The committee has also voted to hold Jeffrey Clark, a high-level DOJ official under former President Donald Trump, in contempt of Congress for his refusal to cooperate with the committee. But a full House vote holding him in contempt has been stalled by his intention to claim his 5th Amendment rights in a deposition scheduled for December 16.
'He has to lead now. It has gone too far.'
Tuesday's vote follows the release of a 51-page document by the House committee on Monday, which included the resolution recommending to find Meadows in contempt of Congress.
The document included new revelations, including that Meadows wrote in an email that the National Guard was on standby to "protect pro Trump people" and that he used his own cellphone, two personal Gmail accounts, and the encrypted app Signal to conduct government business.
During a committee hearing on Monday evening, Republican Rep. Liz Cheney of Wyoming also revealed texts — sent by Trump family members, Fox News hosts, administration officials, members of Congress, and reporters — that called on Meadows to get former President Donald Trump to call off the rioters.
—Manu Raju (@mkraju) December 14, 2021
"He's got to condemn this [shit] ASAP. The Capitol Police tweet is not enough," Donald Trump Jr. texted Meadows, per Cheney, who is the vice chair of the panel.
"I'm pushing it hard. I agree," Meadows wrote back in a text.
Trump Jr. continued to text Meadows to get Trump to respond to the riot, writing: "We need an Oval Office address. He has to lead now. It has gone too far and gotten out of hand."
'No intention of respecting boundaries'
At the center of Meadows' refusal to comply with the committee's subpoena is his claim that he's shielded by Trump's assertion of executive privilege or his right to keep the information confidential. Trump's lawyer had previously advised the president's former aides, including Meadows, to defy the subpoena, on the same grounds.
The former North Carolina congressman briefly cooperated with the committee, turning over documents, including the texts that the panel revealed on Monday. But that ended last week when Meadows sent a letter to the committee through his lawyer, accusing the group of having "no intention of respecting boundaries concerning Executive Privilege."
The contempt vote came after Meadows failed to provide additional documents and to appear for scheduled testimony before the committee to answer questions about what happened on January 6.
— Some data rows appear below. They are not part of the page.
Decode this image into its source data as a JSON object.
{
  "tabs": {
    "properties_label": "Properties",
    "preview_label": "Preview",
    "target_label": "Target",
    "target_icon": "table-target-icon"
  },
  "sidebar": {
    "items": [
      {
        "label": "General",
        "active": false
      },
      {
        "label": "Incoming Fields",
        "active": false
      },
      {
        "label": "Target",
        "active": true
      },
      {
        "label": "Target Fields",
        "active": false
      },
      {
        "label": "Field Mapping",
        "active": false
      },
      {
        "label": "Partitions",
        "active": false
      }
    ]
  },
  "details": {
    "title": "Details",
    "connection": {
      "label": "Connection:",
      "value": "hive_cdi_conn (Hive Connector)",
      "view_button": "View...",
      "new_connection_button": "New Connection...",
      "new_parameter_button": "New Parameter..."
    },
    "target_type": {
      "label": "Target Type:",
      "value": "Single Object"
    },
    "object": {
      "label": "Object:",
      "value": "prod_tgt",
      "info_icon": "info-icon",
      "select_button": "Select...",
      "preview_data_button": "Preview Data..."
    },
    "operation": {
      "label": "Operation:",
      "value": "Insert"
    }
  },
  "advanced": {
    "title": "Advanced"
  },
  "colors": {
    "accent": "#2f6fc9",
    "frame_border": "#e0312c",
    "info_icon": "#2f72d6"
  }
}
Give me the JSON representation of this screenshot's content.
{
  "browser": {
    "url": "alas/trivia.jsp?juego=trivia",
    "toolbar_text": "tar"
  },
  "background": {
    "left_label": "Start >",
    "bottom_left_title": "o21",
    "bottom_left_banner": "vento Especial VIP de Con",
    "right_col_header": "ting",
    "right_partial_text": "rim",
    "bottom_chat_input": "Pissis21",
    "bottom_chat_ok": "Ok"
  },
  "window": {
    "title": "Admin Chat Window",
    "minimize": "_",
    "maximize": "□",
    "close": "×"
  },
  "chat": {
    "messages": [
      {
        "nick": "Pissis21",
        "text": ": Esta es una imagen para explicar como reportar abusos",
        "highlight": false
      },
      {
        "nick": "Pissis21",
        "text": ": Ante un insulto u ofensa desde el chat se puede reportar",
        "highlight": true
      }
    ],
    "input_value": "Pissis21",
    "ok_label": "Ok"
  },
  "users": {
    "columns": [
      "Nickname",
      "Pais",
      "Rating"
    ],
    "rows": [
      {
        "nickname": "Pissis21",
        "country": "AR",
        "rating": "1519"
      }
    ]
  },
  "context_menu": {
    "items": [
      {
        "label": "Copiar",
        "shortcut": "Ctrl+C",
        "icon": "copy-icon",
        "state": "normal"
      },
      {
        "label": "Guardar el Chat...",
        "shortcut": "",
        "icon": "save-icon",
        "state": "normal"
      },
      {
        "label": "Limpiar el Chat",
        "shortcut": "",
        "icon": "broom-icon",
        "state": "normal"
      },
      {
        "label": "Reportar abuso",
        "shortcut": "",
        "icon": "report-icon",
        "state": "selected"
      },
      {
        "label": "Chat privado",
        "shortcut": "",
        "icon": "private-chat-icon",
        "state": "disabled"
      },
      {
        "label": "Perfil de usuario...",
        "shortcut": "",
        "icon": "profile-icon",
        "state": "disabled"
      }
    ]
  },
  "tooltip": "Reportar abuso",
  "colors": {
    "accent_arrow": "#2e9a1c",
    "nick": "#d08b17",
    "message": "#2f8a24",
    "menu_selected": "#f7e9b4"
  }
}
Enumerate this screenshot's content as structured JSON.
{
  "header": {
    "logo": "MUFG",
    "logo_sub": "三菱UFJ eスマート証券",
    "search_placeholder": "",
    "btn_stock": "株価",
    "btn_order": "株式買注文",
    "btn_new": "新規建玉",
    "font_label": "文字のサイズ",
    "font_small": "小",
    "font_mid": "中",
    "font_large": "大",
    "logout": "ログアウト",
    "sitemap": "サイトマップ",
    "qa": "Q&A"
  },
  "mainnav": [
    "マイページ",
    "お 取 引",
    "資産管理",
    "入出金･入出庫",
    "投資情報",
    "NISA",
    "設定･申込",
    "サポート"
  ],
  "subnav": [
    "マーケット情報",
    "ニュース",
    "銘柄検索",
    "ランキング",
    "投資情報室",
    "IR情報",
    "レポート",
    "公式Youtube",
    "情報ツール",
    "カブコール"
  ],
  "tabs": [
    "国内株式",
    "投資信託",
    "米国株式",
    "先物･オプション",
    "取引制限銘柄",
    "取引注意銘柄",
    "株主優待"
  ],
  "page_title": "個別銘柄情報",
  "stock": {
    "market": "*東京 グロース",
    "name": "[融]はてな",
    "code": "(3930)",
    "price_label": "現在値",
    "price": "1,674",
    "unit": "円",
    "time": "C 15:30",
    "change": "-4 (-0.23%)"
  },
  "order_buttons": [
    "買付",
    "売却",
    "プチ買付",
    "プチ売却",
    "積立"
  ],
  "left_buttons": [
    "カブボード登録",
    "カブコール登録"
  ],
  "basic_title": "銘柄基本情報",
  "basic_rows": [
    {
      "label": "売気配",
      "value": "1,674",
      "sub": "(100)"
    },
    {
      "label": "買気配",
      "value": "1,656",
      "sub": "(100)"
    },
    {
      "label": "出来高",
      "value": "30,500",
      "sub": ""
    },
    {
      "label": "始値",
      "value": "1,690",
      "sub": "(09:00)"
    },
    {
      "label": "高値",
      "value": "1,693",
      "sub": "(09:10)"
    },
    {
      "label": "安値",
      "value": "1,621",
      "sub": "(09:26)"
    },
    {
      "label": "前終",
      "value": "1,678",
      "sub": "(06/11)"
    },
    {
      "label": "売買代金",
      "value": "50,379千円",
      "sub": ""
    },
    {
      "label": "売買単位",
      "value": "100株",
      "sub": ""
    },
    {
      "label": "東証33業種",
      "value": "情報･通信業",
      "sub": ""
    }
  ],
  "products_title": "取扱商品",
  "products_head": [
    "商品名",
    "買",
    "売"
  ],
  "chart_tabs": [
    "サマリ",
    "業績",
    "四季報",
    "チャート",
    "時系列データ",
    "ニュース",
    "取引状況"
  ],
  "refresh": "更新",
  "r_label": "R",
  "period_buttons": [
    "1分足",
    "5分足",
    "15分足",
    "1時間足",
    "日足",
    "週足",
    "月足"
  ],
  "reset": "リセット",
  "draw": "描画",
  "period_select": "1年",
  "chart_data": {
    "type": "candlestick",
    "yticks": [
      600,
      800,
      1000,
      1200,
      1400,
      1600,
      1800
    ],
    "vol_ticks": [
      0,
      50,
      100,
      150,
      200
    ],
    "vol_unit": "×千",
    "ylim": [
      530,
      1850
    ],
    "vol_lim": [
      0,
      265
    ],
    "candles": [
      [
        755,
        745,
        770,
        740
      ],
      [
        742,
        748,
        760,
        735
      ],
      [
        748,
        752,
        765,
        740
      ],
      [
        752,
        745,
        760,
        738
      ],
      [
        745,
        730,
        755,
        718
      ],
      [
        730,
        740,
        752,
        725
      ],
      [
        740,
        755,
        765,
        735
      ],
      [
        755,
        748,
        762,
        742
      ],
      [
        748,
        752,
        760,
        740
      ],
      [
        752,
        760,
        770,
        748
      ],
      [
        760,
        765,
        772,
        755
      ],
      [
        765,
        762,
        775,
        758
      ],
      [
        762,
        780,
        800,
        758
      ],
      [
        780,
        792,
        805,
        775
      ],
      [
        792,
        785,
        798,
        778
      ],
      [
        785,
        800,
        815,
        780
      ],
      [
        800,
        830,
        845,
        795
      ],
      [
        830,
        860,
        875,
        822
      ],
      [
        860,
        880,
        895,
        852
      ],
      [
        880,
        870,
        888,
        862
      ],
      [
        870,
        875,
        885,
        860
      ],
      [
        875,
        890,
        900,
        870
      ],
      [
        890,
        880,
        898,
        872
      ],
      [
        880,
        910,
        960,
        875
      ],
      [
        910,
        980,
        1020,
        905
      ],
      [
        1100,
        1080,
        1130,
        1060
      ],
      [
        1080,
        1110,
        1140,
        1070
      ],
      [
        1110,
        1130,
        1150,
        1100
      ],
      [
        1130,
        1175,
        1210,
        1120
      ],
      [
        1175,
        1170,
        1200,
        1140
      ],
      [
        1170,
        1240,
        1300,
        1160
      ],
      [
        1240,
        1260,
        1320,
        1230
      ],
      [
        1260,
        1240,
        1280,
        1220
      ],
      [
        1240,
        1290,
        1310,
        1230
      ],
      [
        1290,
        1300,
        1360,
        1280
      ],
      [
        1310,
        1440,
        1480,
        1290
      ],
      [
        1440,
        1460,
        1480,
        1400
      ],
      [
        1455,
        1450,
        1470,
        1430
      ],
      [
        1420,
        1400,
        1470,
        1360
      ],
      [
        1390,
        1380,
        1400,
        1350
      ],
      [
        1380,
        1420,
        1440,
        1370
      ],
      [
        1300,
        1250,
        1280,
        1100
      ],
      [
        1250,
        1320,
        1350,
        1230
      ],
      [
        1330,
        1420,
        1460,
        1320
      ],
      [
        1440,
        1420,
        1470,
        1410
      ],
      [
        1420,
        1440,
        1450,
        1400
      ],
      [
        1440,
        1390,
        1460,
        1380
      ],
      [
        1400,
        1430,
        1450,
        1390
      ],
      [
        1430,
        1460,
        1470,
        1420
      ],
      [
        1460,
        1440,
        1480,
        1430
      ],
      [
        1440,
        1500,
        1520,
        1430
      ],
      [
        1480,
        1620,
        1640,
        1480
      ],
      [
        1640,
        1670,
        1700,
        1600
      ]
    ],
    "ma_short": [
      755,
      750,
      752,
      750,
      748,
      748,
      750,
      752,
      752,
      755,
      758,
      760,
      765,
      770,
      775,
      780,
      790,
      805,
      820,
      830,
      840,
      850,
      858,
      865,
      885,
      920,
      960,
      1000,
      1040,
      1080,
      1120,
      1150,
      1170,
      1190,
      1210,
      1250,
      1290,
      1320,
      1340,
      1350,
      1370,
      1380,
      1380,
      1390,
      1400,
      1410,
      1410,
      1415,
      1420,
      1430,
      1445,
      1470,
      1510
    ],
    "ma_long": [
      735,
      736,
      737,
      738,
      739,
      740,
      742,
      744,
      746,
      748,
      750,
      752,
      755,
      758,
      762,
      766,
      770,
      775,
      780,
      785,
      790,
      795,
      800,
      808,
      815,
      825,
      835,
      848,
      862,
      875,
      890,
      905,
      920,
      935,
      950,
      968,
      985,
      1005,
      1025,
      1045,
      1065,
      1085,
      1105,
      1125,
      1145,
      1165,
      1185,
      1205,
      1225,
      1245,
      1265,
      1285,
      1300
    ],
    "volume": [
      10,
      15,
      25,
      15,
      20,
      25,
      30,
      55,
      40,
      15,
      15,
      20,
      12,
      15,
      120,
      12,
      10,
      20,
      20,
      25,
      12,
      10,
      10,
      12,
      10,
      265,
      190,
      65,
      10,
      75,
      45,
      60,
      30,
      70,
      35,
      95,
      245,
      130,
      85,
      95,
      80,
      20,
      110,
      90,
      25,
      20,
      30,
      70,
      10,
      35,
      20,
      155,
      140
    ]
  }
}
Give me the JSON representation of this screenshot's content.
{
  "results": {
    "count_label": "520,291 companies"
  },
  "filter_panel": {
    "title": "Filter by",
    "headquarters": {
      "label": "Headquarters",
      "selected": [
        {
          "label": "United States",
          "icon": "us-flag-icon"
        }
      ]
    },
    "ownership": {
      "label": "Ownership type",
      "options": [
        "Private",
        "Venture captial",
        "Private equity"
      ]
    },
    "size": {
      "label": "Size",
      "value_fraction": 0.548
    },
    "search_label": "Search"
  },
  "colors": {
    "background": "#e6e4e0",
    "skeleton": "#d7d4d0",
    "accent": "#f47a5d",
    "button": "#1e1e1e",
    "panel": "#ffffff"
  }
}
"We believe Mr. Meadows is improperly asserting executive and other privileges," Cheney said on Monday. "He is in contempt of Congress."
Also last week, a federal appeals court rejected Trump's bid to block the committee from obtaining executive branch documents for its investigation into the riot. Trump asserted executive privilege over the documents, but President Joe Biden didn't uphold the request, authorizing the National Archives and Records Administration to hand over the materials to Congress. Trump responded by suing Congress and the National Archives to keep the files confidential.